As it is, as a human, this same event happens to me.

It has nothing to do about what is or is not understood of the contents, but simply an inability to pay attention to too much stuff all at the same time. Eventually new stuff in the buffer pushes out the old stuff.

Sometimes you might write it on a piece of paper to study later (do training on), but the fact is that I don’t remember a single thing about what I did two days ago. A week ago?
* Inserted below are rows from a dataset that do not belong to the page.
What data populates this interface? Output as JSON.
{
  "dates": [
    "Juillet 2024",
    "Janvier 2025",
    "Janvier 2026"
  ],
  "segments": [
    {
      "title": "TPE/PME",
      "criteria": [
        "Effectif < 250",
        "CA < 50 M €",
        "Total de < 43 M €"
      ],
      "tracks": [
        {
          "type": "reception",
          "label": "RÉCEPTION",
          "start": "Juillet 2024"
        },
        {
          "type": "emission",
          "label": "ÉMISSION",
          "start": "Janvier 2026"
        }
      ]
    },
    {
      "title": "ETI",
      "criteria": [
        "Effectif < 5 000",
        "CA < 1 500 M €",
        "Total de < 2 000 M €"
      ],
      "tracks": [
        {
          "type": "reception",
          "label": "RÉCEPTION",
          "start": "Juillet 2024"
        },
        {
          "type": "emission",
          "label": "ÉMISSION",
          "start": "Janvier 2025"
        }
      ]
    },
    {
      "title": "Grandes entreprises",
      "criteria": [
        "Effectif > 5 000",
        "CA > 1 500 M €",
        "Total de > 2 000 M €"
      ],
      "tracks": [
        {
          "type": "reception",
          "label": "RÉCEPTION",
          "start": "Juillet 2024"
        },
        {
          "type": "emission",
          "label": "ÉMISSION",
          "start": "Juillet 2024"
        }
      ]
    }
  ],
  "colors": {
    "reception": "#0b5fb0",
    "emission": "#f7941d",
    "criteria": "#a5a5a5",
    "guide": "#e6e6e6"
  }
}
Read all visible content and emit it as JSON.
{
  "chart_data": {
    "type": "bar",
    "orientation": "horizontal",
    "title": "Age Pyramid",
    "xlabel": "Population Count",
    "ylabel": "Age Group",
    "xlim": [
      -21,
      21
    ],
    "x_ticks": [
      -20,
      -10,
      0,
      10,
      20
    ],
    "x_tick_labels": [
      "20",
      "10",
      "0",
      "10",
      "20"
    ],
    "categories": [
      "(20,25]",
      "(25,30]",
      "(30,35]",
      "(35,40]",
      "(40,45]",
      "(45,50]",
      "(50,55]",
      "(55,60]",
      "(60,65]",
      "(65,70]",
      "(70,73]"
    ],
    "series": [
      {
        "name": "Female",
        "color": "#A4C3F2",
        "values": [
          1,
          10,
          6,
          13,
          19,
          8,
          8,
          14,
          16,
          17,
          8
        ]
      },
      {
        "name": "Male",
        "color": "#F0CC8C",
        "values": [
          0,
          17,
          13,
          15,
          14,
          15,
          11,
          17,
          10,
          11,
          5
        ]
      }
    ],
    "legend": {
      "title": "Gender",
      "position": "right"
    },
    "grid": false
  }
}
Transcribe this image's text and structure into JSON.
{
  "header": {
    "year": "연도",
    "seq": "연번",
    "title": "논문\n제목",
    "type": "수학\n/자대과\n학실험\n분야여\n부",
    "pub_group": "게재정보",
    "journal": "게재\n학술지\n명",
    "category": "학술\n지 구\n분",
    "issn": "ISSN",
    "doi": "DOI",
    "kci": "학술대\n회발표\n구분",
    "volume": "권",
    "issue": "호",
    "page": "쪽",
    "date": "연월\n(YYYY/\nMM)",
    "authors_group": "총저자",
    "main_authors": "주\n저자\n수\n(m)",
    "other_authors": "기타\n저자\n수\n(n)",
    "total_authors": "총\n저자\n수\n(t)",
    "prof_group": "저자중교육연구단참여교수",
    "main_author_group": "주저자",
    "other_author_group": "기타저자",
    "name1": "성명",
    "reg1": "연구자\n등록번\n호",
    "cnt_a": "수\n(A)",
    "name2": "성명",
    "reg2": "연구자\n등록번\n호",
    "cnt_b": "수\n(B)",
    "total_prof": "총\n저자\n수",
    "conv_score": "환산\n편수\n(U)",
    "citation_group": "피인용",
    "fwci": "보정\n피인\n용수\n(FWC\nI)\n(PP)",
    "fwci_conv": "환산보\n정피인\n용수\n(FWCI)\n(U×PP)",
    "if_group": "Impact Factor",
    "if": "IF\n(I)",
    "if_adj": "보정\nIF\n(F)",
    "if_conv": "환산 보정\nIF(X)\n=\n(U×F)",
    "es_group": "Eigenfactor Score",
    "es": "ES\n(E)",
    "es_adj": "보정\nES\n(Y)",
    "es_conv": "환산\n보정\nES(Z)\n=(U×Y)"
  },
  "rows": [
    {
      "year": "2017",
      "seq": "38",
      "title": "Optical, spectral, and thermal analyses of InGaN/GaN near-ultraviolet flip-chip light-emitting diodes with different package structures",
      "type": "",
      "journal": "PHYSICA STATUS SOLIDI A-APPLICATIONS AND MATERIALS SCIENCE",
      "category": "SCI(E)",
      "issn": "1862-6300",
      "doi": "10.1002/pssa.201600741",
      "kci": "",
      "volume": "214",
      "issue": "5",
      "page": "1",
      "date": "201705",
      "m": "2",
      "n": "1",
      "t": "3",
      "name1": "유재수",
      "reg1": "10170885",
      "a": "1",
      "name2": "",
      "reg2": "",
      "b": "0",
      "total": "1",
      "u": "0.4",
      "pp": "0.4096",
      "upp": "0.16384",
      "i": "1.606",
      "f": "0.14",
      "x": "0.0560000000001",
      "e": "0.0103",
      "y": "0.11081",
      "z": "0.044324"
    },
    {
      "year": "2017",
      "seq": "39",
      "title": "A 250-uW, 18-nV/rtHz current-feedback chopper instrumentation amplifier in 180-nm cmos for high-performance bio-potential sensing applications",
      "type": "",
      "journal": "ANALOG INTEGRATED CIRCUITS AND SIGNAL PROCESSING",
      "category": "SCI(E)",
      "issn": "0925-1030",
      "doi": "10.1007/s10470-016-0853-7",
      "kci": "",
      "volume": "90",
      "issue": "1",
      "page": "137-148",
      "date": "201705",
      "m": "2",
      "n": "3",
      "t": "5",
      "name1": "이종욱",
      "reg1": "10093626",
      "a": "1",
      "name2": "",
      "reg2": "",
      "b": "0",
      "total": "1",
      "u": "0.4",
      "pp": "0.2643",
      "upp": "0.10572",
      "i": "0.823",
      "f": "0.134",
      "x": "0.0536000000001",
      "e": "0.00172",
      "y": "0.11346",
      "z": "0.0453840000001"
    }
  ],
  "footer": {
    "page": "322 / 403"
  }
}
LOL.

Really it forgets stuff because nothing can remember everything indefinitely forever except very rare people and the people that do actually remember everything would not recommend the activities they are compelled to engage in that allow their recall: it actually damages their ability to look at information contextually, just like you can’t take a “leisurely sip” from a firehose.

As to making things up that aren’t true, we trained it explicitly, tuned it, built it’s very base model, from a dataset in which all presented response to all queries was confidently providing an answer, so the way the LLM understands questions is “something that must be answered as a confident AI assistant who knows the answer would”.

If the requirement was to reflect uncertainty as is warranted, I expect many people would be dissatisfied with the output since AI would render many answers with uncertainty even when humans are confident the answer must be rendered and known by the LLM… Even when the answer may not actually be so accessible or accurate.